Davranışsal ve tutumsal sadakati aşağıdaki örnekle daha somut olarak açıklamak mümkündür. Resort otelde konaklayan misafirin, bir sonraki tatilinde tekrar aynı resort otelde konaklaması davranışsal sadakate; ilgili resort oteli akraba ve arkadaşlarına tavsiye etmesi, ilgili resort otel hakkında çevresindeki kişilere olumlu duyurumda bulunması veya ilgili resort oteli gelecekte tekrar ziyaret etme eğiliminde olması gibi davranışsal niyetleri ise tutumsal sadakate girmektedir. Literatürde tüketici sadakatinin, satın alınan ürünle ilişkilendirilerek spesifik olarak adlandırıldığı durumlar da bulunmaktadır. Daha önce Türkiye’yi ziyaret eden bir yabancı turistin tekrar Türkiye’yi ziyaret etmesi, davranışsal sadakate; turistin tekrar Türkiye’yi ziyaret etmek istemesi veya Türkiye’yi yakın çevresindeki kişilere tavsiye etmesi ise tutumsal sadakate birer örnektir. Söz konusu bu örnekte, ürün bir destinasyon (Türkiye) olduğu için sadakat kavramı da destinasyon sadakati olarak adlandırılmaktadır.

Sık satın almaların her zaman sadakatin doğru bir göstergesi olmayabileceği savından hareketle, tutumsal sadakatin, davranışsal sadakate kıyasla, işletmeler açısından daha önemli olduğu öne sürülebilir.

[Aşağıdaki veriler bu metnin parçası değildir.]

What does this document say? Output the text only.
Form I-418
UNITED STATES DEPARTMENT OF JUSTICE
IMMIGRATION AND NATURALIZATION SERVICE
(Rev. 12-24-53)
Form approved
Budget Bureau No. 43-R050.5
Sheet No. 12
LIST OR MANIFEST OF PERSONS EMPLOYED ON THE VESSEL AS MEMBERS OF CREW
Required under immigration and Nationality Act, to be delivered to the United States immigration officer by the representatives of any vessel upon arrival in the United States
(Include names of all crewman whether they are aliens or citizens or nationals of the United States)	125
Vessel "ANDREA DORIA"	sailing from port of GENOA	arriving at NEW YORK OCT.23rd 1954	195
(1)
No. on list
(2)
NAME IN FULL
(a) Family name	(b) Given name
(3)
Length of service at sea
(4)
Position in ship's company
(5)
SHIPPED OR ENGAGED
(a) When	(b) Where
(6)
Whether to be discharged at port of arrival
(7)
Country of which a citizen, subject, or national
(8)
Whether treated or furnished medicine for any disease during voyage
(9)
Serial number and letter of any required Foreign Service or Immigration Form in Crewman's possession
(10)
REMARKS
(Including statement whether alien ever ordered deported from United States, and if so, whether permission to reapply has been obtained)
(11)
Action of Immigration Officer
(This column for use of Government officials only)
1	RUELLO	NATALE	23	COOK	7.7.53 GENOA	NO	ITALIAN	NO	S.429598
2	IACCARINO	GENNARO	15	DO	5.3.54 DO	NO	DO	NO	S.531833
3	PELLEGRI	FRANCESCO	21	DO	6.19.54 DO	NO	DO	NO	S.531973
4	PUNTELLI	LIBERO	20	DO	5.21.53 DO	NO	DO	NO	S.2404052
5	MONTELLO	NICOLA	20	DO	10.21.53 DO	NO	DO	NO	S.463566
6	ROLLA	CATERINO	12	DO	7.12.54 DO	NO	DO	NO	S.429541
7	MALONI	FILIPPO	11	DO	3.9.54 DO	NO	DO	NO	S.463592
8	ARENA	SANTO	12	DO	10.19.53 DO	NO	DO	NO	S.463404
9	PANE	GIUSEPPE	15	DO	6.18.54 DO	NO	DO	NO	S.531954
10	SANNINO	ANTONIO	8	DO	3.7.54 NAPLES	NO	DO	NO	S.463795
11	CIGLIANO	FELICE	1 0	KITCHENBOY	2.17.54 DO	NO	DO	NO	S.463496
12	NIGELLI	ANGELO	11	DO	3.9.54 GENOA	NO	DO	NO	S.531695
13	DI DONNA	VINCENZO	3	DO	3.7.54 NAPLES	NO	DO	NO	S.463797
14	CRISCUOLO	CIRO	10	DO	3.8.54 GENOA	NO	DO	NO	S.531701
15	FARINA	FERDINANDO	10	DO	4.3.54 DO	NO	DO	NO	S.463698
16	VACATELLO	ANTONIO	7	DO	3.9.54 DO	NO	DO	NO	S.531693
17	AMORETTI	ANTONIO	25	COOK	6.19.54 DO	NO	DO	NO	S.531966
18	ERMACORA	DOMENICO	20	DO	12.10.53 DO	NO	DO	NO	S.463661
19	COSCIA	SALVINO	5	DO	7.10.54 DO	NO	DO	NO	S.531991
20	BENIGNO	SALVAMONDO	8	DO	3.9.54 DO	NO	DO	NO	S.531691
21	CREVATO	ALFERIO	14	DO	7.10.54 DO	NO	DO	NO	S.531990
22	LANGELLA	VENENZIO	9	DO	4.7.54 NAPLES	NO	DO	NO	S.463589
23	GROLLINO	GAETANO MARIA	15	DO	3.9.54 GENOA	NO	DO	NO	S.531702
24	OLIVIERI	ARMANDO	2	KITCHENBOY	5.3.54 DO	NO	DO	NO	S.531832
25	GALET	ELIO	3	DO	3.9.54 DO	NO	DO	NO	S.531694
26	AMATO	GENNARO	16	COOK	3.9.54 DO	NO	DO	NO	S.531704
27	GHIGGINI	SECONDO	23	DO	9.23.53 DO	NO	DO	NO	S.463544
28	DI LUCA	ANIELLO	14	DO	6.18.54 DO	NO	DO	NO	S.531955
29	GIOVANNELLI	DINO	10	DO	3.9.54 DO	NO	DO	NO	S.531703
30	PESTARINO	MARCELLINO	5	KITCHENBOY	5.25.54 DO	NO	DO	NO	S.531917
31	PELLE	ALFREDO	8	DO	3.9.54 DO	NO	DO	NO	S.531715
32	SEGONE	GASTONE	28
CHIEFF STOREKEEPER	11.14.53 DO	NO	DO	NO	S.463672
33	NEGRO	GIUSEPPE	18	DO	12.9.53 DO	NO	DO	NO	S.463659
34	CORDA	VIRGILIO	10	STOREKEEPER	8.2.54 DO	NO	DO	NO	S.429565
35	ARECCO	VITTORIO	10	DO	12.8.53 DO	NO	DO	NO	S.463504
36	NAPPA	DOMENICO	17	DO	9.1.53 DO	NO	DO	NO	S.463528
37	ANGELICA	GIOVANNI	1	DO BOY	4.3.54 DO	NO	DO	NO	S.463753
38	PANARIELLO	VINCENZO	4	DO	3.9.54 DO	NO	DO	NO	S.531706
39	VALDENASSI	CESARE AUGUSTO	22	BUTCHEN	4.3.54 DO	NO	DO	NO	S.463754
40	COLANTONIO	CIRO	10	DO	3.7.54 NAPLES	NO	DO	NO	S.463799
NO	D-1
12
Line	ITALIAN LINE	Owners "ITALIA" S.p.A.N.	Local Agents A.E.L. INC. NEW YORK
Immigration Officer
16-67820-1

Zira seçenek azlığı, fiziksel yakınlık, fiyat gibi durumsal etkiler nedeniyle zaman zaman tüketiciler davranışsal sadakatte bulunabilirken; tutumsal sadakat açısından bu tür faktörlerin etkisi daha sınırlıdır. Tutumsal sadakat açısından,

110

tüketicilerin memnun olmadıkları bir ürünü veya işletmeyi tekrar tercih etme eğiliminde bulunması beklenmediği gibi yakın çevresine tavsiye etmesi de beklenmemektedir.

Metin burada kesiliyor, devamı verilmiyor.